La vera storia di Ramiro Garcia
La prima volta è anche un'occasione per far luce su un mercato di giovani calciatori che è a tutti gli effetti una tratta di minori. È un fenomeno di immigrazione su cui pochi fanno caso: migliaia di giovani che arrivano dall'Africa e dal Sud America non su barconi, ma su aerei, vengono parcheggiati in qualche ostello in attesa di esplodere. Alcuni esplodono. Di molti altri si perdono le tracce. Che ne è di loro? Il giovane Ramiro Garcia, che interpreta Pablito, è proprio uno di questi: un ragazzino argentino di dodici anni, bravo a giocare a calcio che era venuto in Italia per sfondare e che, dopo essere rimasto tra quelli che non ce l'hanno fatta, è tornato in Argentina.
Ottime scene di calcio giocato
Vincenzo Marra racconta tutto questo prima di tutto girando delle ottime scene di calcio giocato, che, come sappiamo, è una delle cose più difficili del mondo del cinema. Non preme mai l'acceleratore della commozione e della retorica, e questo per un film con una storia come questa è un gran pregio. Ci piace come dal campo di calcio alzi spesso la macchina da presa vero i palazzoni che circondano quel rettangolo di prato verde.

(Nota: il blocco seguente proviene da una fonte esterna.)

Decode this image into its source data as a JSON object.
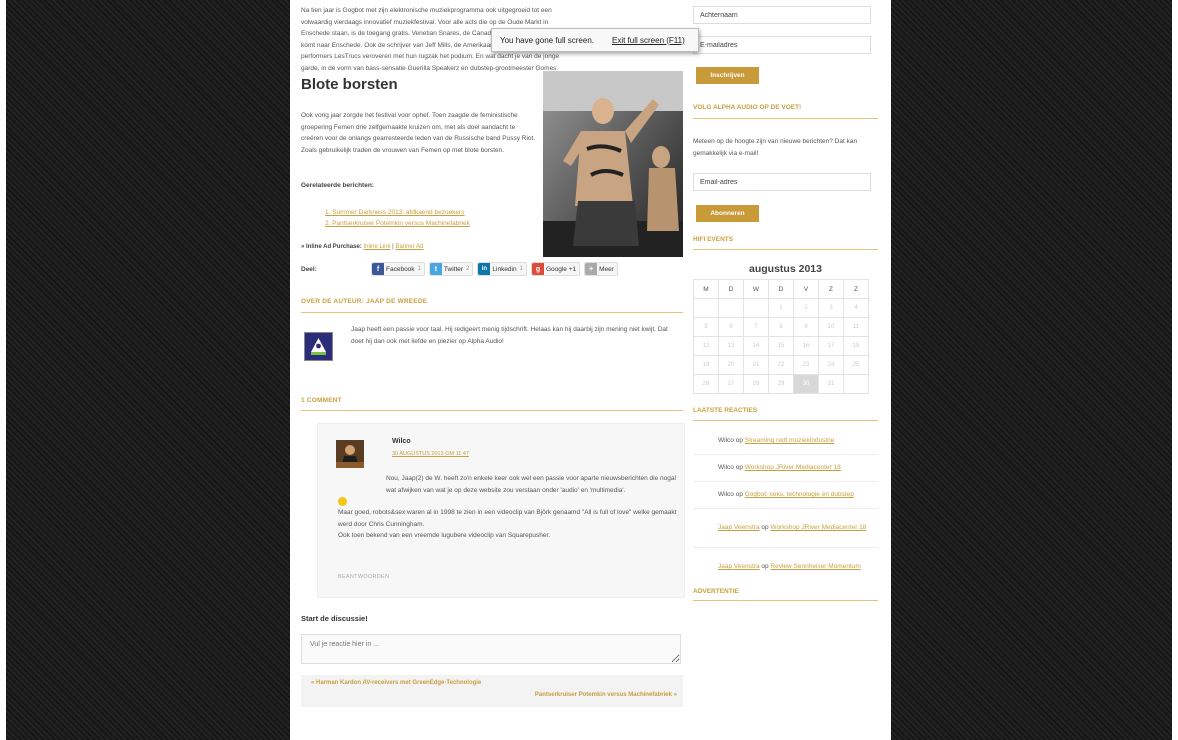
{
  "article": {
    "intro": "Na tien jaar is Gogbot met zijn elektronische muziekprogramma ook uitgegroeid tot een volwaardig vierdaags innovatief muziekfestival. Voor alle acts die op de Oude Markt in Enschede staan, is de toegang gratis. Venetian Snares, de Canadese breakcore-legende, komt naar Enschede. Ook de schrijver van Jeff Mills, de Amerikaan Dan Duitse lofi performers LesTrucs veroveren met hun rugzak het podium. En wat dacht je van de jonge garde, in de vorm van bass-sensatie Guerilla Speakerz en dubstep-grootmeester Gomes.",
    "heading": "Blote borsten",
    "paragraph": "Ook vorig jaar zorgde het festival voor ophef. Toen zaagde de feministische groepering Femen drie zelfgemaakte kruizen om, met als doel aandacht te creëren voor de onlangs gearresteerde leden van de Russische band Pussy Riot. Zoals gebruikelijk traden de vrouwen van Femen op met blote borsten.",
    "related_heading": "Gerelateerde berichten:",
    "related": [
      "1. Summer Darkness 2013: afdkaend bezoekers",
      "2. Pantserkruiser Potemkin versus Machinefabriek"
    ],
    "inline_ad_label": "» Inline Ad Purchase:",
    "inline_ad_link1": "Inline Link",
    "inline_ad_sep": "|",
    "inline_ad_link2": "Banner Ad",
    "share_label": "Deel:",
    "share": [
      {
        "icon": "facebook-icon",
        "letter": "f",
        "color": "#3b5998",
        "label": "Facebook",
        "count": "1"
      },
      {
        "icon": "twitter-icon",
        "letter": "t",
        "color": "#4aa6e0",
        "label": "Twitter",
        "count": "2"
      },
      {
        "icon": "linkedin-icon",
        "letter": "in",
        "color": "#0e76a8",
        "label": "Linkedin",
        "count": "1"
      },
      {
        "icon": "google-plus-icon",
        "letter": "g",
        "color": "#dd4b39",
        "label": "Google +1",
        "count": ""
      },
      {
        "icon": "more-icon",
        "letter": "+",
        "color": "#aaa",
        "label": "Meer",
        "count": ""
      }
    ]
  },
  "author": {
    "heading": "OVER DE AUTEUR: JAAP DE WREEDE",
    "bio": "Jaap heeft een passie voor taal. Hij redigeert menig tijdschrift. Helaas kan hij daarbij zijn mening niet kwijt. Dat doet hij dan ook met liefde en plezier op Alpha Audio!"
  },
  "comments": {
    "heading": "1 COMMENT",
    "items": [
      {
        "name": "Wilco",
        "date": "30 AUGUSTUS 2013 OM 11:47",
        "body_1": "Nou, Jaap(2) de W. heeft zo'n enkele keer ook wel een passie voor aparte nieuwsberichten die nogal wat afwijken van wat je op deze website zou verstaan onder 'audio' en 'multimedia'.",
        "body_2": "Maar goed, robots&sex waren al in 1998 te zien in een videoclip van Björk genaamd \"All is full of love\" welke gemaakt werd door Chris Cunningham.",
        "body_3": "Ook toen bekend van een vreemde lugubere videoclip van Squarepusher.",
        "reply": "BEANTWOORDEN"
      }
    ]
  },
  "discussion": {
    "heading": "Start de discussie!",
    "placeholder": "Vul je reactie hier in ..."
  },
  "post_nav": {
    "prev": "« Harman Kardon AV-receivers met GreenEdge-Technologie",
    "next": "Pantserkruiser Potemkin versus Machinefabriek »"
  },
  "sidebar": {
    "lastname_value": "Achternaam",
    "email_value": "E-mailadres",
    "subscribe_label": "Inschrijven",
    "follow_heading": "VOLG ALPHA AUDIO OP DE VOET!",
    "follow_text": "Meteen op de hoogte zijn van nieuwe berichten? Dat kan gemakkelijk via e-mail!",
    "email_placeholder": "Email-adres",
    "abonneren_label": "Abonneren",
    "hifi_heading": "HIFI EVENTS",
    "calendar": {
      "title": "augustus 2013",
      "days": [
        "M",
        "D",
        "W",
        "D",
        "V",
        "Z",
        "Z"
      ],
      "weeks": [
        [
          "",
          "",
          "",
          "1",
          "2",
          "3",
          "4"
        ],
        [
          "5",
          "6",
          "7",
          "8",
          "9",
          "10",
          "11"
        ],
        [
          "12",
          "13",
          "14",
          "15",
          "16",
          "17",
          "18"
        ],
        [
          "19",
          "20",
          "21",
          "22",
          "23",
          "24",
          "25"
        ],
        [
          "26",
          "27",
          "28",
          "29",
          "30",
          "31",
          ""
        ]
      ],
      "today": "30"
    },
    "reactions_heading": "LAATSTE REACTIES",
    "reactions": [
      {
        "author": "Wilco",
        "op": "op",
        "link": "Streaming redt muziekindustrie",
        "author_link": false
      },
      {
        "author": "Wilco",
        "op": "op",
        "link": "Workshop JRiver Mediacenter 18",
        "author_link": false
      },
      {
        "author": "Wilco",
        "op": "op",
        "link": "Gogbot: seks, technologie en dubstep",
        "author_link": false
      },
      {
        "author": "Jaap Veenstra",
        "op": "op",
        "link": "Workshop JRiver Mediacenter 18",
        "author_link": true
      },
      {
        "author": "Jaap Veenstra",
        "op": "op",
        "link": "Review Sennheiser Momentum",
        "author_link": true
      }
    ],
    "advert_heading": "ADVERTENTIE"
  },
  "fullscreen": {
    "message": "You have gone full screen.",
    "exit": "Exit full screen (F11)"
  },
  "colors": {
    "accent": "#c8a040",
    "button": "#c89a38"
  }
}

E ancora più su, verso il cielo. Come a dire: c'è la vita oltre il calcio. E, alla fine, stiamo tutti sotto al cielo.
Conclusioni
Nella recensione de La volta buona vi abbiamo parlato di un ottimo film: è legato al mondo del calcio, ma la storia che racconta è universale; è una storia di perdenti, di occasioni mancate e di (possibili) redenzioni. Vincenzo Marra scrive un'ottima sceneggiatura e non fa scivolare mai il film nel commovente o nel retorico. Ed è sostenuto da tre grandi attori: Massimo Ghini, Max Tortora e Francesco Montanari.
Perché ci piace
- Bartolomeo e gli altri sono dei loser, dei personaggi pieni di imperfezioni, con cui automaticamente sviluppiamo empatia.
- Massimo Ghini è eccezionale: i capelli sono imbiancati, le barba è sfatta, le occhiaie sottolineano il suo sguardo stanco, cinico, disilluso.
- Il film non preme mai l'acceleratore della commozione e della retorica.
Cosa non va
- Qualche snodo della trama a volte sembra un po' forzato, come le continue fughe del ragazzino.